Sarah Bauermeister

Associate Professor, Oxford University

Sarah Bauermeister is a cognitive neuropsychologist and epidemiologist. She manages scientific research for Dementias Platform UK and is Principal Investigator for ‘Blossom Early Adversity & Brain Health Programme’ and ‘Modify: Modifying Dementia Risk Through Lifestyle Programme’. She has a keen interest in raising awareness around the link between dementia, hearing loss and hearing aid use. She is passionate about removing the stigma of hearing tests and wearing hearing aids.

Ruchi Sharma


Ruchi Sharma is an experienced hearing audiologist helping individuals improve, fine tune and rehabilitate their hearing needs. Her patients' needs are always a priority where she focuses on improving their overall lifestyle and quality of life. A typical day can be working in care homes, doing home visits, working in hearing clinics and even visiting hearing aid patients in opticians! She has two beautiful children and loves to travel, yoga, and spend time with family outdoors.

Frazer Paterson

Director & Clinical Audiologist (bsc, pgdip, hcpc, mshaa)

Frazer, a degree trained audiologist has extensive and varied experience in the world of Audiology. With two spells in the NHS he was held to the highest clinical standards in the diagnosis and treatment of hearing loss. His experience working for one of the world’s leading hearing aid manufacturers has exposed him to the latest hearing aid technology and how to maximise its potential. Frazer is passionate that hearing loss should not be a barrier to employment, limit a person’s ability to communicate with friends and family or curtail any aspect of their life.

Adam Bostock

Founder, Alto Hearing and Tinnitus Specialists

Adam Bostock founded ‘Alto Hearing and Tinnitus Specialists’ following a career in the audiology sector which began in 2005. He has extensive experience working in NHS ENT clinics, alongside both adult and paediatric audiology. Most recently Adam was ‘Head of Commerical’ at Boots HearingCare. He worked as a regional manager and director of sales, leading a large team of audiologists and hearing care assistants. 

Michelle Hu

Paediatric Audiologist

Dr. Michelle Hu is a paediatric audiologist. She was diagnosed with mild hearing loss as a toddler and by the age of 10 had profound sensorineural hearing loss bilaterally and was fitted with hearing aids. Alongside her day job as a paediatric audiologist, she provides online courses that provide support and guidance for parents of children with hearing loss. She loves being with her family, experimenting in the kitchen, gardening and exploring new places.

Carly Sygrove

Hearing Loss Coach

Carly Sygrove is a Hearing Loss Coach and a hearing health advocate who has single-sided deafness. She blogs about living with hearing loss at My Hearing Loss Story and manages the My Hearing Loss Story online support group for people with hearing loss. She is also the founder of the Sudden Hearing Loss Support website, a source of information and support for people affected by sudden hearing loss.   

Iain n Edgar

Director & Clinical Audiologist (ba pgdip hcpc mshaa rccp)

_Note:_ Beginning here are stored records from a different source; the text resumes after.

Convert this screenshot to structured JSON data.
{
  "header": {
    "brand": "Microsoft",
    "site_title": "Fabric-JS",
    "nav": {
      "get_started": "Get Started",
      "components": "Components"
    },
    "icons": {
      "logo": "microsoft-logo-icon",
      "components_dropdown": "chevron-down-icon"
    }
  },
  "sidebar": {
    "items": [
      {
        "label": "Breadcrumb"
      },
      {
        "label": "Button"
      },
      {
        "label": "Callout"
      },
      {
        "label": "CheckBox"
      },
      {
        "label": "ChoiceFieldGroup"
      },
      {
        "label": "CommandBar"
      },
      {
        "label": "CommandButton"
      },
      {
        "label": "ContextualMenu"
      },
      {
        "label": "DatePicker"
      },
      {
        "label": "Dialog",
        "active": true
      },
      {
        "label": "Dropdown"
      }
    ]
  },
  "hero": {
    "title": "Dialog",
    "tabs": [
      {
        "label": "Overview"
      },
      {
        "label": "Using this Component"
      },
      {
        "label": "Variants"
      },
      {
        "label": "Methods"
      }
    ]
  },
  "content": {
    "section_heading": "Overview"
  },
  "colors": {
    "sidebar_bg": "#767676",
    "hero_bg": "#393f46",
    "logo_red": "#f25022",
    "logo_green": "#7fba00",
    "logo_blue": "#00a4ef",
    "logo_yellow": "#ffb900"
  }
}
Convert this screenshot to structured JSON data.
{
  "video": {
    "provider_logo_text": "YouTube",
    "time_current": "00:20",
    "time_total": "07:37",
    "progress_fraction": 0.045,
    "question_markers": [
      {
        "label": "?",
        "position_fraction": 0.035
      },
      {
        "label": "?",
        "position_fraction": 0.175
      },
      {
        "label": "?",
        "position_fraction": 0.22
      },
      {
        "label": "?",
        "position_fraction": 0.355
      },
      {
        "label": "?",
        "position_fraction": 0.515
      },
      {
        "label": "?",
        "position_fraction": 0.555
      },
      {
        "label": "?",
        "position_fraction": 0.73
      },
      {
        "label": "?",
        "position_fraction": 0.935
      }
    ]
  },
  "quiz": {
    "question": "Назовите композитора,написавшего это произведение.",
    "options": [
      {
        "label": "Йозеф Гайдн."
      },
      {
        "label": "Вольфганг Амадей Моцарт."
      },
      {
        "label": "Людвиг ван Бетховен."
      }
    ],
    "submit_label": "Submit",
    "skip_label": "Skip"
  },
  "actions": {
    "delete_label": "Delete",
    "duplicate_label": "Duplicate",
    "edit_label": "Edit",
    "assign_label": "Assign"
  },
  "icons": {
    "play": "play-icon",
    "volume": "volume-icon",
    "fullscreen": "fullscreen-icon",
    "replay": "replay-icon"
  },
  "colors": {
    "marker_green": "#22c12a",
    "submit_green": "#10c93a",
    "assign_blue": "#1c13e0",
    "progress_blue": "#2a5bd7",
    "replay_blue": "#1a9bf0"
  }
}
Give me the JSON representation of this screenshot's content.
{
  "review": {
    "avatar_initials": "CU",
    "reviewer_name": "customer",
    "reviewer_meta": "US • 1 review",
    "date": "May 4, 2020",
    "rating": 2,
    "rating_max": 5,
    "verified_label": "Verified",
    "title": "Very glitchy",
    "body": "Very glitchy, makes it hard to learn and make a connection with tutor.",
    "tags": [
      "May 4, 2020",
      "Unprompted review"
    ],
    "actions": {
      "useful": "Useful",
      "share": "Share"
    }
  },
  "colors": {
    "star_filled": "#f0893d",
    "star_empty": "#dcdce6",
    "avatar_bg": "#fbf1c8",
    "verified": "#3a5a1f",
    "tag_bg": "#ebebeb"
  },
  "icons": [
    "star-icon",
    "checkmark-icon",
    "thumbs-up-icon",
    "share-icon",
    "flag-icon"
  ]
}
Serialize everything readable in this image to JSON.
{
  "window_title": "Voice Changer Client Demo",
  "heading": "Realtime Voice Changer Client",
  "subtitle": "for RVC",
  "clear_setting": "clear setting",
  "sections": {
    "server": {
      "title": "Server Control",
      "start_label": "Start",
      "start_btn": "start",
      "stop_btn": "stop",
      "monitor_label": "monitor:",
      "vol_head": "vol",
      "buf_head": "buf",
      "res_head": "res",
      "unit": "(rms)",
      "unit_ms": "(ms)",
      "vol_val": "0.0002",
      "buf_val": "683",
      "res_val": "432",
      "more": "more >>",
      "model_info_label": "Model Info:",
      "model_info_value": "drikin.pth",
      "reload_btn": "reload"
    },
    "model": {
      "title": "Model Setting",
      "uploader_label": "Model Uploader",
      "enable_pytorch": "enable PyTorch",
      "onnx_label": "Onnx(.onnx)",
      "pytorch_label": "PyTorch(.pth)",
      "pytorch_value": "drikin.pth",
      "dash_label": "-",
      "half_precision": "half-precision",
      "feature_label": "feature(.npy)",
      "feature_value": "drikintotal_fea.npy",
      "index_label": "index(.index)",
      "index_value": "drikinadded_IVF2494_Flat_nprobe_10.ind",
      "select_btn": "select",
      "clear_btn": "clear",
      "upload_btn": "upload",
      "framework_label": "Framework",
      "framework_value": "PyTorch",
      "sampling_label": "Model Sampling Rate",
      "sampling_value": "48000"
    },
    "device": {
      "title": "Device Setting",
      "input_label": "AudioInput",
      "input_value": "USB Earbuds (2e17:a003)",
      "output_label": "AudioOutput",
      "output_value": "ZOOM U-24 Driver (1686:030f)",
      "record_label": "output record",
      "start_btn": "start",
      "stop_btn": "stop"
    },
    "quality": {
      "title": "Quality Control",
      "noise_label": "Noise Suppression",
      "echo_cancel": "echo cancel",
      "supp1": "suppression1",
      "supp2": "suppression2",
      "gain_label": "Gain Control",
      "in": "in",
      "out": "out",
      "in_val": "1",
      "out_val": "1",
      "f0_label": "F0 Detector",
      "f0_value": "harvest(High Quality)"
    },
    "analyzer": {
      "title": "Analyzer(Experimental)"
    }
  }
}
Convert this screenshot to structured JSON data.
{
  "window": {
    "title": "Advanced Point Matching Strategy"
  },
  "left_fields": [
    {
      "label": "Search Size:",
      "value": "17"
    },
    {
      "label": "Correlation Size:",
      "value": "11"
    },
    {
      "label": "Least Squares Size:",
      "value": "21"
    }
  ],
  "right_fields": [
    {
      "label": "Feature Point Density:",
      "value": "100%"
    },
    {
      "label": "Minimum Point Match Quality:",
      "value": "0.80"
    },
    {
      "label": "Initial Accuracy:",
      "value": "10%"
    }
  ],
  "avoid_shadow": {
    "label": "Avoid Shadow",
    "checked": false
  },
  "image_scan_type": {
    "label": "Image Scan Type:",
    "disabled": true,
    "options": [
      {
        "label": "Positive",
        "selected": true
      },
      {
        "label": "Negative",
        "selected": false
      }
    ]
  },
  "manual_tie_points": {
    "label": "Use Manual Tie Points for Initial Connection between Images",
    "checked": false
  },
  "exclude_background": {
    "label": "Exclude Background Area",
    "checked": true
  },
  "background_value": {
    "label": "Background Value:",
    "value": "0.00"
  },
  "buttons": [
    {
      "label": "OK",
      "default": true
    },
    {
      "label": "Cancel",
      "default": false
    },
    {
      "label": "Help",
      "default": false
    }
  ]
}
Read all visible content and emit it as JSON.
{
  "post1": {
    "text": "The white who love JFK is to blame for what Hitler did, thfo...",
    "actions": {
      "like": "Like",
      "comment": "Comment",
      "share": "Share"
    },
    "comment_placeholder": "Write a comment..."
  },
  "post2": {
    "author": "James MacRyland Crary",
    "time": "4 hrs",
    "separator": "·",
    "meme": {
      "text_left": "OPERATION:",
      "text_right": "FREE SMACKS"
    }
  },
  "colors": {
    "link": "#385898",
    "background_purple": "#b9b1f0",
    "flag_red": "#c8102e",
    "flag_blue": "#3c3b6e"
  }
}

Iain studied for his postgraduate diploma in Audiology at Queen Margaret University in Edinburgh. He has 8 years of experience as an NHS audiologist. For the past 5 years, alongside ENT and Hearing Aid clinics, he has taken tinnitus clinics and been involved in the Scottish Tinnitus Advisory Group. In addition to his NHS work, Iain has recently opened a private clinic in his local community of Clarkston, where he is eager to make a small but meaningful difference in improving people’s quality of life.

Mr Joseph Manjaly

Consultant Otologist, Hearing Implant & ENT Surgeon

Joseph Manjaly is a Consultant Otologist, Auditory Implant & ENT Surgeon, specialising in ear and hearing problems for adults and children. He is fellowship-trained in otology and auditory implant surgery and takes pride in effectively treating patients with hearing loss, ear discharge, discomfort, tinnitus and dizziness. He has a busy NHS practice at the renowned Royal National ENT Hospital in Central London, part of University College Hospitals NHS Trust.

Peter Lucas-Herald

Clinical Audiologist (msc bsc (hons) rccp hcpc)

Peter has a strong academic background, first graduating with a biology degree from Edinburgh University before moving on to study audiology at Queen Margaret University. He then completed a master’s degree in audiology, researching vestibular testing methodology.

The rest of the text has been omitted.